Continuous glucose monitors show which foods can harm us
In a nutshell
“Every day in the UK there are 25 diabetic amputations”
“Individual feedback is central to behavioural change”
Continuous glucose monitors show which foods may be harmful
This short article is based on the talk given by Dr. David Unwin at the Second Annual Scottish PHC meeting in Glasgow on 2nd November 2024.
Dr. Unwin spoke mostly about his Type 2 Diabetes patients and started with a shocking statistic:
He reminded us that high blood glucose is poisonous. Obviously it affects so-called diabetics but is also implicated in heart disease (by harming blood vessels) and cancer (eight including colorectal and prostate).
Dr. Unwin’s focuses on diabetic patients. Over his 40-year career he has witnessed a 10-fold increase in patients presenting with T2D. In his time, he has been able to get 147 patients into drug-free (including insulin) remission.
He described three themes which I’ll present here, namely:
Continuous glucose monitors are a key tool in patient education self-help
Critical measures of blood glucose
Specific continuous glucose monitor
Patient education self-help
Dr. Unwin believes conditions such as T2D can be managed effectively and often reversed when people are able to lower their blood glucose by changing their lifestyle. Importantly, he believes that “individual feedback is central to behavioural change”.
The most important way to allow patients trying to manage their blood glucose is to give them a continuous glucose monitor (CGM). The CGM allows an individual to see immediately how their blood glucose is affected by different types of food. This is important because everyone is different.
To give an example of the types of food that cause blood glucose to rise too high, Dr. Unwin quoted one of his patients who reported that the following foods caused an unacceptable spike in their blood glucose:
Milk
Pineapple
Banana
Breaded chicken
Tinned soup
Boiled carrots
Dumplings
Cream crackers
Spare ribs (presumably the sauce)
Breakfast cereals
Latte (presumably the milk)
Branston pickle
Armed with this information, Dr. Unwin’s patient avoided those foods and consequently lowered their blood glucose to a consistently safe level. She was able to enter a state of drug-free remission of their T2D within three months.

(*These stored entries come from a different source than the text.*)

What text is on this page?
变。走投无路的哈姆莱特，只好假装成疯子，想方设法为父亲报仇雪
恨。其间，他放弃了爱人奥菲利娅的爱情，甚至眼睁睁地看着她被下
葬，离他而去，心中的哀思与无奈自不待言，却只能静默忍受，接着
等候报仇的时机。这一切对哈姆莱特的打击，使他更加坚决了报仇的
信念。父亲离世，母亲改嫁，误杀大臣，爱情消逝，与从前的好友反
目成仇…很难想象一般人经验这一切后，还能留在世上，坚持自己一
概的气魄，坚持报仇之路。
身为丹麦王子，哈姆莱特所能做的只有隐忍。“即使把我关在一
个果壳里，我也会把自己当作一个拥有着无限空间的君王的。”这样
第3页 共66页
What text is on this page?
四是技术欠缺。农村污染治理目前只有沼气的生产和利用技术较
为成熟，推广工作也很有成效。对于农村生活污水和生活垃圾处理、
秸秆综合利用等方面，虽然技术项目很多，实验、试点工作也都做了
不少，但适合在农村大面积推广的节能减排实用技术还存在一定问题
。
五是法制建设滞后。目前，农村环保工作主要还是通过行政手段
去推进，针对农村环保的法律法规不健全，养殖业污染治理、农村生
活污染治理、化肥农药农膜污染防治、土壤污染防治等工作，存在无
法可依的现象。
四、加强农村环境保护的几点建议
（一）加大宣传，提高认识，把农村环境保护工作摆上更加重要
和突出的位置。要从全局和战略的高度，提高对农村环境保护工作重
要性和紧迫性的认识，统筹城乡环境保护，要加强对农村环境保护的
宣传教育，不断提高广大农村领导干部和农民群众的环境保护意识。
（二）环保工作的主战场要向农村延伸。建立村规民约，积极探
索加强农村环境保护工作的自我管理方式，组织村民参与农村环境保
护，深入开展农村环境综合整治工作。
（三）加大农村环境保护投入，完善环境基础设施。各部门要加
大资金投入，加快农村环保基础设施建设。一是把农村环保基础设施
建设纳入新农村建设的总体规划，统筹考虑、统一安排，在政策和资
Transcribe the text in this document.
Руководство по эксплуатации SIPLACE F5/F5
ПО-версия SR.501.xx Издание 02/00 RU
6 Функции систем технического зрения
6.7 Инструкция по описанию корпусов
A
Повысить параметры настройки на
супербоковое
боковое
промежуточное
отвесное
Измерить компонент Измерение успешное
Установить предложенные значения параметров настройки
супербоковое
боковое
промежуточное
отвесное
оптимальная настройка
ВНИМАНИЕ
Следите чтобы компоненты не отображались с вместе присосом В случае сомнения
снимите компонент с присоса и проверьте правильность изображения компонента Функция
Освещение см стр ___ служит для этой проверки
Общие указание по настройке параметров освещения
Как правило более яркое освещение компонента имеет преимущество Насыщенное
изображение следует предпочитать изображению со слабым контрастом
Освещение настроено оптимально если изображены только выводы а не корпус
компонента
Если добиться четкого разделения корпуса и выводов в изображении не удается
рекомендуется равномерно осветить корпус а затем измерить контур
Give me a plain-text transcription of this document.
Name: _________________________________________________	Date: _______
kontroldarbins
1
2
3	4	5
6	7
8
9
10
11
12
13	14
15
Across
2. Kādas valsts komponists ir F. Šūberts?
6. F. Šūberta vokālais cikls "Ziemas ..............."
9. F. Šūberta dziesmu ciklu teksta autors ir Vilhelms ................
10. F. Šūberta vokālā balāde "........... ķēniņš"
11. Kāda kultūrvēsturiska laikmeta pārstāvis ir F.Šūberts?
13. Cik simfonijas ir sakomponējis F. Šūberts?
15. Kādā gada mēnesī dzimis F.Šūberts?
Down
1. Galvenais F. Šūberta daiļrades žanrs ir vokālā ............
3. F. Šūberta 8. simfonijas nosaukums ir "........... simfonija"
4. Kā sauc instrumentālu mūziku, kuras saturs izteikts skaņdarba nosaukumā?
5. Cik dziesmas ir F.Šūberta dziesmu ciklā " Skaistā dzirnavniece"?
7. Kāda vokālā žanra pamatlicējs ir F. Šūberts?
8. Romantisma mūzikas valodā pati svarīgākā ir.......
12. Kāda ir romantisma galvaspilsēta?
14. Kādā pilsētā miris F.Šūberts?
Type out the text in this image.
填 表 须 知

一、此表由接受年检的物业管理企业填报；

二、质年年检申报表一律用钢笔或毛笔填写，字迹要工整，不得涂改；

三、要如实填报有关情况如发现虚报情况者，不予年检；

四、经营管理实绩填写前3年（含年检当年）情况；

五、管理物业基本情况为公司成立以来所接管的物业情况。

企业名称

Dr. Unwin used the foods listed above to remind us that starches and grains “will soon be sugar”. By this he meant that our bodies digest things like bread crumbs, dumplings, cream crackers, and breakfast cereals and quickly turn them into glucose in our blood.
Critical Measures of Blood Glucose
Two measures of blood glucose that can be measured using a CGM are HbA1c and time in range (TIR)
HbA1c
HbA1c is a three-month average of blood glucose concentration frequently measured and used for patient management. Having this information allows an individual to know if their blood glucose has been on average within an acceptable range.
Time in Range
TIR has emerged more recently and is intended to be used in addition to HbA1c. As its name suggests, it goes beyond the three-month average and indicates whether or not blood glucose was above or below an acceptable range even if over a three-month average it was considered acceptable.
TIR provides a more accurate measure of blood glucose fluctuations. Many environmental variables can affect blood sugar levels, including food, exercise, medications, sleep and stress.
For anyone interested in digging into the current debate associated with blood glucose levels, it may be worth understanding time in tight range (TITR). This link provides insight to the concept.
Specific CGMs
Using a CGM to gather HbA1c and TIR data offers invaluable insight to anyone interested in their metabolic health whether associated with T2D, obesity, heart disease, high blood pressure or other symptoms of poor diet.